Leishmania donovani also differentiates into amastigotes in response to ROS treatment

To further validate our findings that ROS exposure can trigger amastigote differentiation and virulence in visceralizing Leishmania species, we tested L. donovani, the causative agent of the highly lethal kala-azar. Leishmania donovani promastigotes in culture (pH7.4; 26 °C temperature) were treated with either 200 µ m H₂O₂ or 5 µ m menadione, exactly as described earlier. Both H₂O₂ and menadione treatments resulted in attenuation of cell division (compare 24 h carrier treatments as control to 24 h H₂O₂ or menadione-treated samples) but did not affect overall viability of the parasites in culture (compare 0 h carrier treatments as control with 24 h H₂O₂ or menadione-treated samples), was confirmed by FDA staining (Fig. 8A, B and E). A significant increase in the number of non-flagellated cells, consistent with promastigote to amastigote transition, was also observed in promastigote cultures 24 h following H₂O₂ or menadione treatment (Fig. 8C–E), similar to that seen with L. infantum. SEM examination of parasites clearly showed loss of the elongated flagellar structure, reduction in body length and appearance of amastigote-like morphology following both ROS treatments (Fig. 8F). Collectively, our results identify ROS-mediated signalling as a critical step for differentiation and virulence development in visceralizing Leishmania species.

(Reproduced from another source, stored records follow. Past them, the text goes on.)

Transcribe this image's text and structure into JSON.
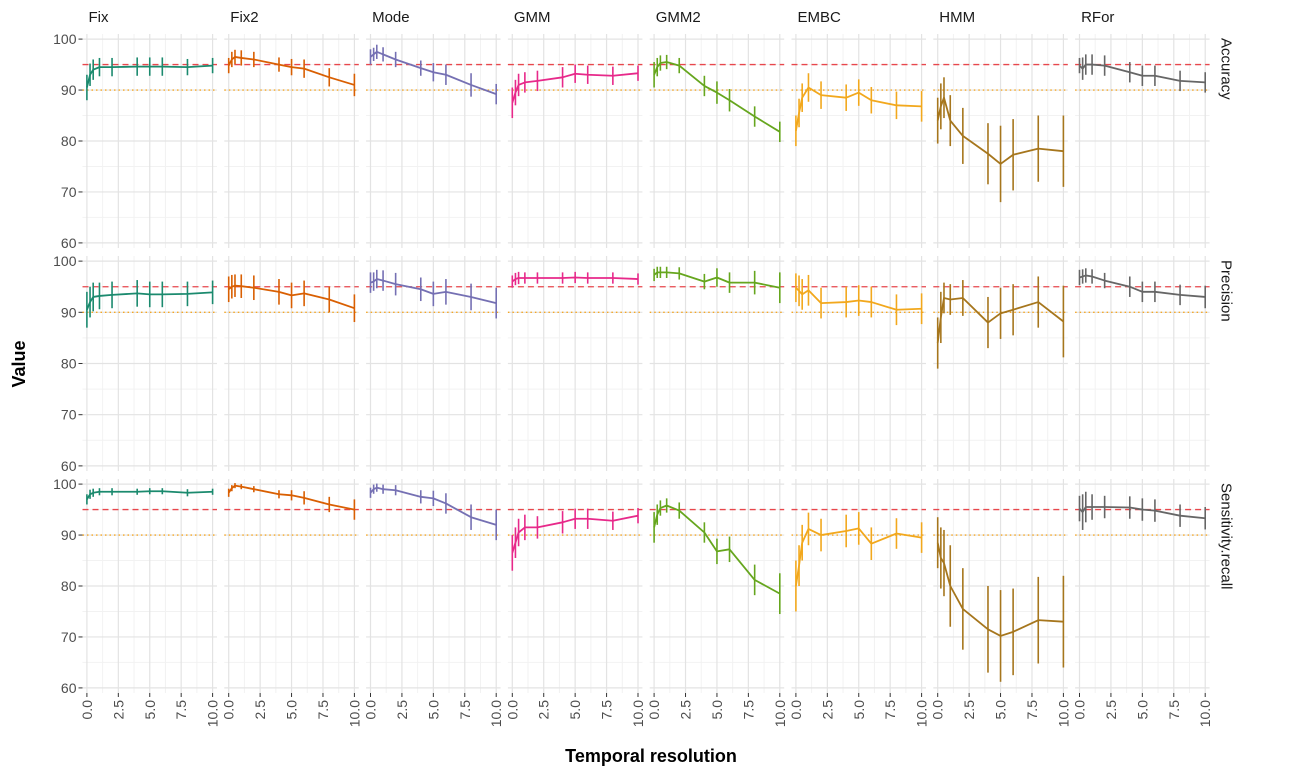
{
  "chart_data": {
    "type": "line",
    "xlabel": "Temporal resolution",
    "ylabel": "Value",
    "x": [
      0,
      0.25,
      0.5,
      1,
      2,
      4,
      5,
      6,
      8,
      10
    ],
    "x_ticks": [
      0.0,
      2.5,
      5.0,
      7.5,
      10.0
    ],
    "x_tick_labels": [
      "0.0",
      "2.5",
      "5.0",
      "7.5",
      "10.0"
    ],
    "xlim": [
      -0.35,
      10.35
    ],
    "ylim": [
      59,
      101
    ],
    "y_ticks": [
      60,
      70,
      80,
      90,
      100
    ],
    "y_tick_labels": [
      "60",
      "70",
      "80",
      "90",
      "100"
    ],
    "reference_lines": [
      {
        "value": 95,
        "style": "dashed",
        "color": "#e8474c"
      },
      {
        "value": 90,
        "style": "dotted",
        "color": "#f5a623"
      }
    ],
    "grid": true,
    "legend": "none",
    "methods": [
      "Fix",
      "Fix2",
      "Mode",
      "GMM",
      "GMM2",
      "EMBC",
      "HMM",
      "RFor"
    ],
    "metrics": [
      "Accuracy",
      "Precision",
      "Sensitivity.recall"
    ],
    "colors": {
      "Fix": "#1b8a6e",
      "Fix2": "#d95f02",
      "Mode": "#7570b3",
      "GMM": "#e7298a",
      "GMM2": "#66a61e",
      "EMBC": "#f2a81d",
      "HMM": "#a6761d",
      "RFor": "#666666"
    },
    "series": {
      "Fix": {
        "Accuracy": {
          "values": [
            90.5,
            93,
            94,
            94.5,
            94.5,
            94.6,
            94.6,
            94.6,
            94.5,
            94.8
          ],
          "errors": [
            2.5,
            2.2,
            2,
            1.8,
            1.8,
            1.8,
            1.8,
            1.8,
            1.6,
            1.5
          ]
        },
        "Precision": {
          "values": [
            90.5,
            92,
            93,
            93.2,
            93.4,
            93.7,
            93.5,
            93.5,
            93.6,
            93.9
          ],
          "errors": [
            3.5,
            3,
            2.8,
            2.6,
            2.6,
            2.6,
            2.5,
            2.5,
            2.4,
            2.3
          ]
        },
        "Sensitivity.recall": {
          "values": [
            97,
            98,
            98.3,
            98.5,
            98.5,
            98.5,
            98.6,
            98.6,
            98.3,
            98.5
          ],
          "errors": [
            1,
            0.9,
            0.8,
            0.7,
            0.7,
            0.6,
            0.6,
            0.6,
            0.7,
            0.6
          ]
        }
      },
      "Fix2": {
        "Accuracy": {
          "values": [
            94.8,
            96,
            96.5,
            96.3,
            96,
            95,
            94.5,
            94.2,
            92.5,
            91
          ],
          "errors": [
            1.5,
            1.5,
            1.4,
            1.5,
            1.5,
            1.4,
            1.6,
            1.8,
            1.8,
            2.2
          ]
        },
        "Precision": {
          "values": [
            94.5,
            95,
            95.2,
            95.1,
            94.8,
            94,
            93.3,
            93.7,
            92.5,
            90.8
          ],
          "errors": [
            2.5,
            2.3,
            2.2,
            2.3,
            2.4,
            2.5,
            2.5,
            2.5,
            2.5,
            2.7
          ]
        },
        "Sensitivity.recall": {
          "values": [
            98.3,
            99.2,
            99.7,
            99.5,
            99,
            98,
            97.8,
            97.3,
            96,
            95
          ],
          "errors": [
            0.8,
            0.6,
            0.5,
            0.5,
            0.6,
            0.8,
            1,
            1.3,
            1.5,
            2
          ]
        }
      },
      "Mode": {
        "Accuracy": {
          "values": [
            96.5,
            97,
            97.5,
            97,
            96,
            94.3,
            93.5,
            93,
            91,
            89.2
          ],
          "errors": [
            1.5,
            1.3,
            1.4,
            1.4,
            1.5,
            1.5,
            1.8,
            2,
            2.3,
            2
          ]
        },
        "Precision": {
          "values": [
            95.8,
            96,
            96.5,
            96.2,
            95.5,
            94.5,
            93.6,
            94,
            93,
            91.8
          ],
          "errors": [
            2,
            1.8,
            1.8,
            2,
            2.2,
            2.3,
            2.4,
            2.5,
            2.6,
            3
          ]
        },
        "Sensitivity.recall": {
          "values": [
            98.3,
            99,
            99.3,
            99,
            98.8,
            97.5,
            97.2,
            96.2,
            93.5,
            92
          ],
          "errors": [
            1,
            0.9,
            0.8,
            0.9,
            1,
            1.3,
            1.5,
            2,
            2.5,
            3
          ]
        }
      },
      "GMM": {
        "Accuracy": {
          "values": [
            87.5,
            89.5,
            91,
            91.5,
            91.8,
            92.5,
            93.2,
            93,
            92.8,
            93.3
          ],
          "errors": [
            3,
            2.5,
            2.2,
            2,
            2,
            2,
            1.8,
            1.8,
            1.8,
            1.5
          ]
        },
        "Precision": {
          "values": [
            96,
            96.5,
            96.7,
            96.7,
            96.7,
            96.7,
            96.8,
            96.7,
            96.7,
            96.5
          ],
          "errors": [
            1.2,
            1.2,
            1.2,
            1.1,
            1.1,
            1.1,
            1.1,
            1.1,
            1.1,
            1.1
          ]
        },
        "Sensitivity.recall": {
          "values": [
            86.5,
            88.5,
            90.5,
            91.5,
            91.5,
            92.5,
            93.2,
            93.2,
            92.8,
            93.8
          ],
          "errors": [
            3.5,
            3,
            2.7,
            2.5,
            2.2,
            2.2,
            2,
            2,
            1.8,
            1.5
          ]
        }
      },
      "GMM2": {
        "Accuracy": {
          "values": [
            93,
            94.5,
            95.3,
            95.5,
            94.8,
            90.8,
            89.5,
            88,
            84.8,
            81.8
          ],
          "errors": [
            2.5,
            1.8,
            1.5,
            1.4,
            1.5,
            2,
            2.2,
            2.2,
            2,
            2
          ]
        },
        "Precision": {
          "values": [
            97.3,
            97.8,
            97.8,
            97.8,
            97.6,
            96,
            96.8,
            95.8,
            95.8,
            94.8
          ],
          "errors": [
            1.2,
            1.1,
            1.1,
            1.1,
            1.2,
            1.5,
            1.8,
            2,
            2.3,
            3
          ]
        },
        "Sensitivity.recall": {
          "values": [
            91.5,
            94,
            95.3,
            95.8,
            94.8,
            90.5,
            86.8,
            87.2,
            81.2,
            78.5
          ],
          "errors": [
            3,
            2,
            1.5,
            1.4,
            1.6,
            2,
            2.5,
            2.5,
            3,
            4
          ]
        }
      },
      "EMBC": {
        "Accuracy": {
          "values": [
            82,
            85.5,
            88.5,
            90.5,
            89,
            88.5,
            89.5,
            88,
            87,
            86.8
          ],
          "errors": [
            3,
            2.8,
            2.8,
            2.8,
            2.7,
            2.6,
            2.6,
            2.6,
            2.7,
            3
          ]
        },
        "Precision": {
          "values": [
            94.8,
            94.2,
            93.5,
            94.3,
            91.8,
            92,
            92.3,
            92,
            90.5,
            90.7
          ],
          "errors": [
            2.8,
            3,
            3,
            3,
            3,
            3,
            3,
            3,
            3,
            3
          ]
        },
        "Sensitivity.recall": {
          "values": [
            80,
            84,
            88.5,
            91.2,
            90,
            90.8,
            91.3,
            88.3,
            90.3,
            89.5
          ],
          "errors": [
            5,
            4,
            3.5,
            3.2,
            3.2,
            3.2,
            3.2,
            3.2,
            3,
            3
          ]
        }
      },
      "HMM": {
        "Accuracy": {
          "values": [
            84,
            86.8,
            88.5,
            84,
            81,
            77.5,
            75.5,
            77.3,
            78.5,
            78
          ],
          "errors": [
            4.5,
            4.5,
            4,
            5,
            5.5,
            6,
            7.5,
            7,
            6.5,
            7
          ]
        },
        "Precision": {
          "values": [
            84,
            89,
            92.8,
            92.5,
            92.8,
            88,
            89.8,
            90.5,
            92,
            88.2
          ],
          "errors": [
            5,
            5,
            3,
            3,
            3.5,
            5,
            5,
            5,
            5,
            7
          ]
        },
        "Sensitivity.recall": {
          "values": [
            88.5,
            85.5,
            84.5,
            80,
            75.5,
            71.5,
            70.2,
            71,
            73.3,
            73
          ],
          "errors": [
            5,
            6,
            6.5,
            8,
            8,
            8.5,
            9,
            8.5,
            8.5,
            9
          ]
        }
      },
      "RFor": {
        "Accuracy": {
          "values": [
            94.8,
            94.2,
            95,
            95,
            94.8,
            93.5,
            92.8,
            92.8,
            91.8,
            91.5
          ],
          "errors": [
            1.5,
            2.2,
            2,
            2,
            2,
            2,
            2,
            2,
            2,
            2
          ]
        },
        "Precision": {
          "values": [
            96.8,
            97,
            97.2,
            97,
            96.2,
            95,
            94,
            94,
            93.4,
            93
          ],
          "errors": [
            1.5,
            1.4,
            1.4,
            1.4,
            1.5,
            2,
            2,
            2,
            2,
            2.2
          ]
        },
        "Sensitivity.recall": {
          "values": [
            95.2,
            94.5,
            95.5,
            95.5,
            95.5,
            95.4,
            95,
            94.8,
            93.8,
            93.3
          ],
          "errors": [
            2.5,
            3.5,
            3,
            2.5,
            2.2,
            2.2,
            2.2,
            2.2,
            2.2,
            2.2
          ]
        }
      }
    }
  }
}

Fig. 8. ROS triggers amastigote differentiation in L. donovani. Mid-log-phase L. donovani promastigotes were resuspended at a concentration of 5  ×  10⁶ cells mL⁻¹ and treated with either just the carrier (water or DMSO), 200 µ m H₂O₂ or 5 µ m menadione. Figures (A) and (B) represent live cell counts determined with the FDA assay using a haemocytometer for H₂O₂ and menadione treatments, respectively. Figures (C) and (D) represent an enumeration of flagellated (white columns) and non-flagellated cells (dark columns) for H₂O₂ and menadione treatments. Data in A–D represent the mean of three independent biological replicates (n = 3). Error bars represent the standard error of measurement. Student's two-tailed t-test was used in all panels. P values are indicated in the figure. (E) Representative images showing the morphology (DIC) and viability (FDA fluorescence) of parasites in regular promastigote culture and cultures treated with 200 µ m H₂O₂ or 5 µ m menadione. Bar = 14 µ m. Viable amastigote-like parasites are indicated by arrows. (F) Scanning electron micrographs depicting morphology of representative cells in regular media or treated with H₂O₂ or menadione. Bar = 3 µ m.